Un film bouleversant, Zita Hanrot et Jacques Gamblin sont magnifiques dans leur jeu, sensible, drôle et touchant. J'ai beaucoup aimé l'univers de comédie loufoque, la poésie du film, sa très belle lumière et les émotions fortes que ce film provoque. À voir absolument !
Florence Vignon, qu’on connaissait comme scénariste talentueuse, a bien fait de passer cette fois derrière la caméra ! Un film subtil, léger et profond à la fois -une approche tout en délicatesse de notre monde en changement. Juste la dose d’humour et d’espoir qu’il nous faut ! En outre, Jacques Gamblin et Zita Enroth sont simplement éblouissants ! Un film comme on aimerait en voir davantage dans le paysage cinématographique français.
Un commercial de papier peint refuse de prendre sa retraite. Le patron, prêt à tout pour s’en séparer envoie donc la nouvelle responsable des ressources humaines pour le convaincre mais elle va se lier d’amitié avec ce dernier. Honnêtement le film est mignon par moment mais très fade trop souvent.

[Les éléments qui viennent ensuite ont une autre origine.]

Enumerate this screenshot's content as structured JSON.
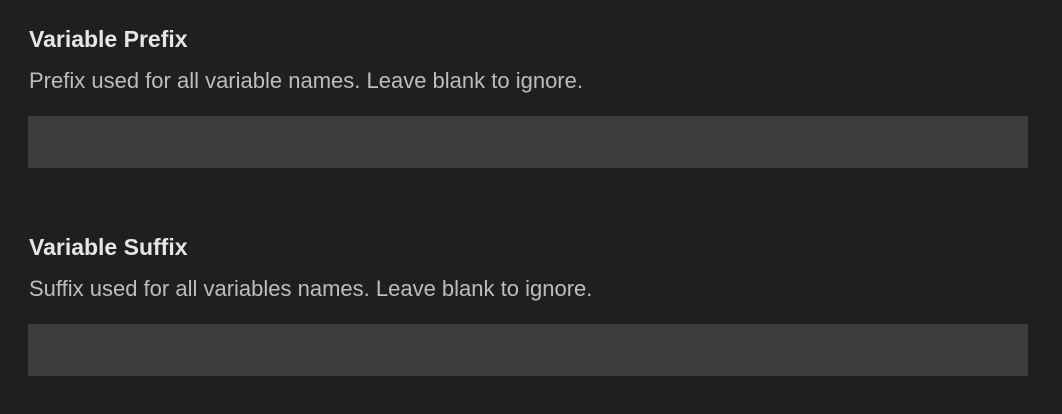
{
  "settings": [
    {
      "title": "Variable Prefix",
      "description": "Prefix used for all variable names. Leave blank to ignore.",
      "value": ""
    },
    {
      "title": "Variable Suffix",
      "description": "Suffix used for all variables names. Leave blank to ignore.",
      "value": ""
    }
  ]
}
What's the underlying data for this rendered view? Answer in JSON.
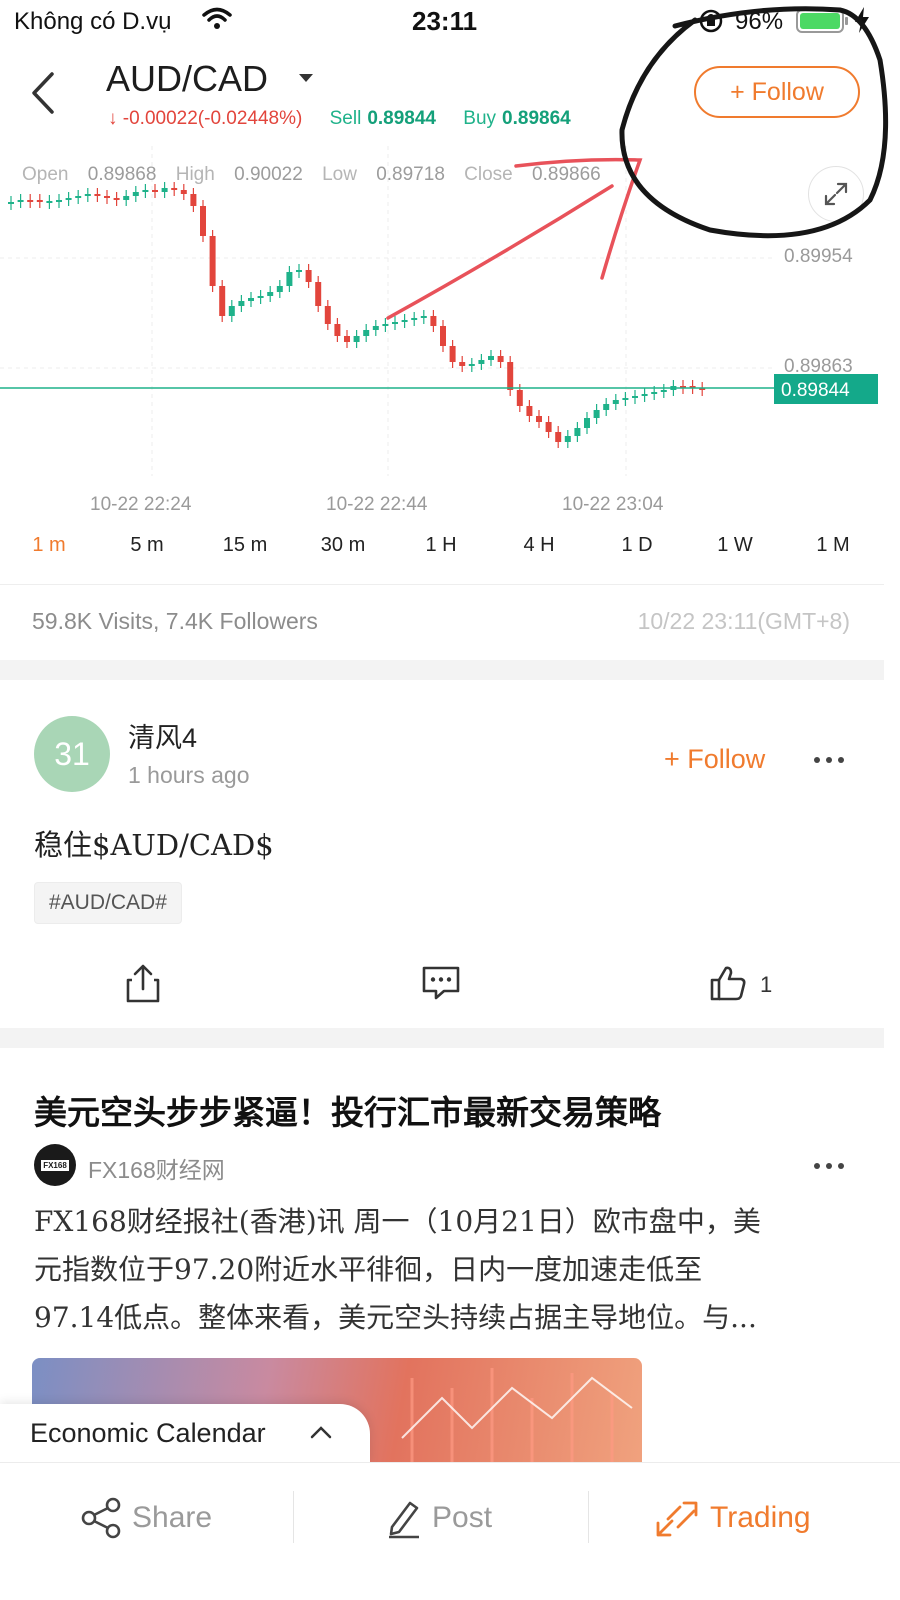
{
  "status_bar": {
    "carrier": "Không có D.vụ",
    "time": "23:11",
    "battery": "96%"
  },
  "header": {
    "title": "AUD/CAD",
    "change": "↓ -0.00022(-0.02448%)",
    "sell_label": "Sell",
    "sell_value": "0.89844",
    "buy_label": "Buy",
    "buy_value": "0.89864",
    "follow_label": "+ Follow"
  },
  "chart": {
    "open_label": "Open",
    "open_value": "0.89868",
    "high_label": "High",
    "high_value": "0.90022",
    "low_label": "Low",
    "low_value": "0.89718",
    "close_label": "Close",
    "close_value": "0.89866",
    "y_tick_1": "0.89954",
    "y_tick_2": "0.89863",
    "current_price": "0.89844",
    "x_ticks": [
      "10-22 22:24",
      "10-22 22:44",
      "10-22 23:04"
    ]
  },
  "timeframes": [
    "1 m",
    "5 m",
    "15 m",
    "30 m",
    "1 H",
    "4 H",
    "1 D",
    "1 W",
    "1 M"
  ],
  "active_timeframe": "1 m",
  "stats": {
    "visits_followers": "59.8K Visits, 7.4K Followers",
    "timestamp": "10/22 23:11(GMT+8)"
  },
  "post": {
    "avatar_text": "31",
    "user": "清风4",
    "time": "1 hours ago",
    "follow_label": "+ Follow",
    "text": "稳住$AUD/CAD$",
    "tag": "#AUD/CAD#",
    "like_count": "1"
  },
  "article": {
    "title": "美元空头步步紧逼！投行汇市最新交易策略",
    "source_logo": "FX168",
    "source": "FX168财经网",
    "body_lines": [
      "FX168财经报社(香港)讯 周一（10月21日）欧市盘中，美",
      "元指数位于97.20附近水平徘徊，日内一度加速走低至",
      "97.14低点。整体来看，美元空头持续占据主导地位。与..."
    ]
  },
  "economic_calendar": "Economic Calendar",
  "bottom_bar": {
    "share": "Share",
    "post": "Post",
    "trading": "Trading"
  },
  "colors": {
    "accent": "#f07b2e",
    "up": "#1fb28a",
    "down": "#e2453c"
  }
}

Film très sensible et poétique. Jacques Gamblin et Zita Hanrot sont magnifiques. L’histoire est très actuelle, très bien filmée avec une vraie musique : un film d'une telle qualité est devenu rare de nos jours.
"L'Homme debout" présente un récit intéressant malgré un rythme légèrement lent. Il aborde de manière pertinente les rapports de force dans le monde du travail, offrant une vision réaliste de cet environnement brutal. Le traitement de l'exploitation subie par le personnage principal est bouleversant, créant une forte empathie et une puissante charge émotionnelle. Cependant, l'axe narratif lié à Clémence est déroutant, certains éléments étant essentiels tandis que d'autres sont inutiles. La nécessité d'un CDI pour échapper à la misère est traitée de manière convaincante, permettant de comprendre les enjeux du protagoniste sans porter de jugement sévère sur lui. Malheureusement, l'histoire de la sœur mentalement instable semble superflue et n'apporte rien à l'intrigue. Les performances de Zita Hanrot et Jacques Gamblin sont parfaites, leur interprétation exceptionnelle permettant de comprendre et de s'attacher aux personnages. Leur chimie est palpable et leur jeu individuel est remarquable, transmettant la complexité émotionnelle de leurs rôles et contribuant à l'immersion dans l'histoire.
Un tel film sur la réalité du monde du travail est rare à notre époque. Il sonne juste sans misérabilisme, ni optimisme exagéré. Jacques Gamblin est très convaincant et Zita Hanrot (déjà remarquée dans "Rouge") campe avec crédibilité une jeune employée aux prises avec les premières désillusions de sa vie professionnelle. Les personnages secondaires sont très réussis. Les images sont étonnantes de beauté (à l'image de nos vieux papiers peints) et la musique vient compléter l'émotion que l'on ressent tout au long de ce film sans temps mort. J'ai apprécié la place qu'on donne à Rimbaud : le monde du travail est poétique, on l'oublie trop souvent.